Ms. Marvel is a wholesome celebration of culture within a lacklustre narrative

The MCU’s ever-expanding roster of characters is further fleshed out with the introduction of Ms. Marvel, a young teen who has a fascination with superpowers and Captain Marvel herself. Struggling to fit in at school and sometimes even at home, Kamala Khan’s (Iman Vellani) world is flipped upside down when she discovers she too has superpowers.

In aiming for a younger target audience, Ms. Marvel hopes to expand the reach of the MCU’s Phase Four, while bringing with it more inclusion and representation of Muslim and South Asian culture. Firstly, I’ll cover what I loved about this series – the heavy themes of family, culture and religion that are prominent through the majority of the series. It was very refreshing to see an MCU project take so many breaks from the classic hero vs villain formula, stopping to explore the importance of family and culture in Kamala’s life. It humanises the character and makes her feel like a real everyday teenager as she’s coming of age in an ever-changing world. She’s just a kid who loves her family, respects her culture and is a fan of superheroes – it’s that simplicity that worked for me. The small moments of Kamala trying to find ways to satisfy both her family and her passion are great, and some of the most memorable. Unfortunately some of that focus on culture is lost towards the end, but it was impactful while it lasted.

Being targeted at a younger audience, the series makes use of quirky visual elements like bordered dream sequences and fun cartoony graphics across a number of scenes. It’s cheesy and it’s silly, but it all fits the tone the writers establish from the very beginning. If it was in any other MCU project, it would probably feel out of place. However in Ms. Marvel, it really complements the character of Kamala, playing into her more quirky qualities and love for drawing and doodling. Despite my admiration of the focus on culture, the quirky visuals and the character of Kamala Khan, the series still falters in terms of the narrative.

When the series kicks off, it’s not really clear what the central narrative is going to be, nor is it clear who the villain is (or if there even is one). It’s a decently fun time exploring Kamala’s life, but in terms of a story, it wasn’t completely hooking me in. The third and fourth episodes begin to weave in hints at a more intriguing narrative, using a neat change in location and villain reveal that indicate things are on the up. There’s a thrilling action sequence at the height of the fourth episode that marks the peak of the series, but then it’s all downhill from there. The penultimate episode is the series’ greatest fault – completely killing any momentum built up in the middle of the season. The first half of the episode feels like an unnecessary departure, not really adding anything to the story or Kamala’s character arc, then the latter half of the episode is anticlimactic and doesn’t make much sense. The flow-on effect ruins the finale too, in what feels like an emotionally flat and lacklustre ending.
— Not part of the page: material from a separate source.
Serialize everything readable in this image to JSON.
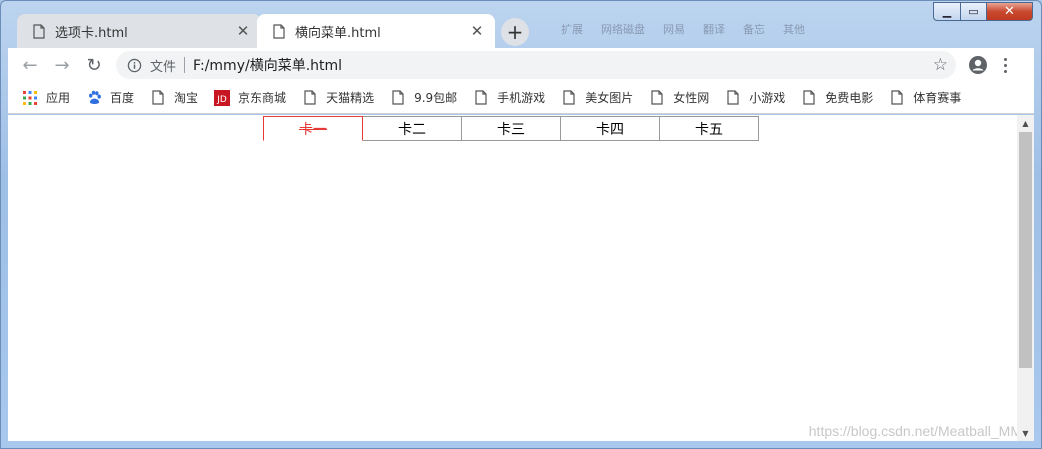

Sure, there’s two exciting moments at the very end – but they only make me more excited for other projects, not this one.

I don’t know if the writers were intentionally trying to create a series without a proper villain, but that’s the way it felt. The crew of antagonists that pose a “threat” to Kamala feel more like a group of nameless mercenaries than actual characters – making it hard to care about what they’re trying to accomplish. I couldn’t tell you any of the names off the top of my head, meaning they just didn’t make an impact.
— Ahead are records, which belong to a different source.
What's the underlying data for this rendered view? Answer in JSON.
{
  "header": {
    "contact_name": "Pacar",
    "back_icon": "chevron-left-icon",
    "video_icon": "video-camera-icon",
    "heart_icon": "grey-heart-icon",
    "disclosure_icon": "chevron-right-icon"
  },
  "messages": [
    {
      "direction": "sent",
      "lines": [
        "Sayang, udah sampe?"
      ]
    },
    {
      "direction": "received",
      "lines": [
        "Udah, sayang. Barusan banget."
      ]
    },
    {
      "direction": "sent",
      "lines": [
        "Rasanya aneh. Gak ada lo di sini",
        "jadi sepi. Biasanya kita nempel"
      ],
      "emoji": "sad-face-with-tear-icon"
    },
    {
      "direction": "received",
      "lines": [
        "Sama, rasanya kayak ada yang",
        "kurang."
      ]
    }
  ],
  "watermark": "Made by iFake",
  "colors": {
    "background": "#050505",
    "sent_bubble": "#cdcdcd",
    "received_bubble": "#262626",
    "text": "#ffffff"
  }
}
On the other hand, one person who did make an impact is Iman Vellani. Considering this is her debut performance, she did a great job at introducing and fleshing out her character. Having seen her in interviews outside of the series, I get the impression that her real-world personality matches that of Kamala Khan quite closely. That’s evident in how effortlessly and authentically she plays the character, bringing ample emotion to the role. She plays well against her mother (Zenobia Shroff) and father (Mohan Kapur), leading to some wholesome family-focused moments.
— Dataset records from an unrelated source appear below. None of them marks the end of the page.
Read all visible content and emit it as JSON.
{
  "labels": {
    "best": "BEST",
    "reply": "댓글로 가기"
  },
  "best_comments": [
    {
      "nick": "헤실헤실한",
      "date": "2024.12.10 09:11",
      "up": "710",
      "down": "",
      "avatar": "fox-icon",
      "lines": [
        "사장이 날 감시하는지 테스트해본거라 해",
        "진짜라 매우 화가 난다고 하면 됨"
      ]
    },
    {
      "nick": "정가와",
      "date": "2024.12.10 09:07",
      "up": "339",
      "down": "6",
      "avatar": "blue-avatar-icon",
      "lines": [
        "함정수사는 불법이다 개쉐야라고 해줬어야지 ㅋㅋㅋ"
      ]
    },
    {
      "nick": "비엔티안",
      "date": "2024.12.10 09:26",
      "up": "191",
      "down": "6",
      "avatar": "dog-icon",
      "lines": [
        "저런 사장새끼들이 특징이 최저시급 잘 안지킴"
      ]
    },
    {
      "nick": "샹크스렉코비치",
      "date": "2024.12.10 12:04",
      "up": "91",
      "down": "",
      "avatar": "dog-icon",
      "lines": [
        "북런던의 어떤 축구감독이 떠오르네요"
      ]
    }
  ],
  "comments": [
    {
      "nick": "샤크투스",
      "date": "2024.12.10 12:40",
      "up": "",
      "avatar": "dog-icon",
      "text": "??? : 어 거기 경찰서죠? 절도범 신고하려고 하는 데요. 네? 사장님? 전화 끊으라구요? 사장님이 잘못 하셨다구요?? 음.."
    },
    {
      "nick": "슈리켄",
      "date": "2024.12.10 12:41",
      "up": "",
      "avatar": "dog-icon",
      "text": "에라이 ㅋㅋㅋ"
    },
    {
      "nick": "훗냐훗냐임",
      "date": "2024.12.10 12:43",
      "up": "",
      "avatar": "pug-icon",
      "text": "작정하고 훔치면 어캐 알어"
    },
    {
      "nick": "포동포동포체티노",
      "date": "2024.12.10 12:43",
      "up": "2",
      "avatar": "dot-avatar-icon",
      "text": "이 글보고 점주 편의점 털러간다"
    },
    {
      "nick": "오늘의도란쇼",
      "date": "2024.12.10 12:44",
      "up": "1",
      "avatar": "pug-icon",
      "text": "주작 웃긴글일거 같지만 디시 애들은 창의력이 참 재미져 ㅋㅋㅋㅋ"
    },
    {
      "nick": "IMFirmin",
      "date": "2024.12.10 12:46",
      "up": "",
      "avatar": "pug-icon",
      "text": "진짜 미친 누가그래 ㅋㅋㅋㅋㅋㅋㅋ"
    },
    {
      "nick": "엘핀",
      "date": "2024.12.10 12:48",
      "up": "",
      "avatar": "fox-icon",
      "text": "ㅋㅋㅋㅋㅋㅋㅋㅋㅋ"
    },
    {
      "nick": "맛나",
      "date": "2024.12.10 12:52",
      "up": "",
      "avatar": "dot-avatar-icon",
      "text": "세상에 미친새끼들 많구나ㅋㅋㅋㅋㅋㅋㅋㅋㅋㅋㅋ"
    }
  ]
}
In the end, the best I can describe Ms. Marvel is that it’s short and sweet, but nothing impressive. I was really rooting for the show to succeed, but it’s let down by a drastically uneven and unfulfilling story, despite showing promising signs mid-way through the season. The focus on culture, family and religion is a heartwarming element, and the series’ biggest strongpoint aside from Iman Vellani’s performance. If the final episodes had remained consistent, it could have been another great MCU series… but it just wasn’t meant to be. Younger audiences are going to get more out of this series, but MCU fans in general should look forward to seeing more of Ms. Marvel in future films.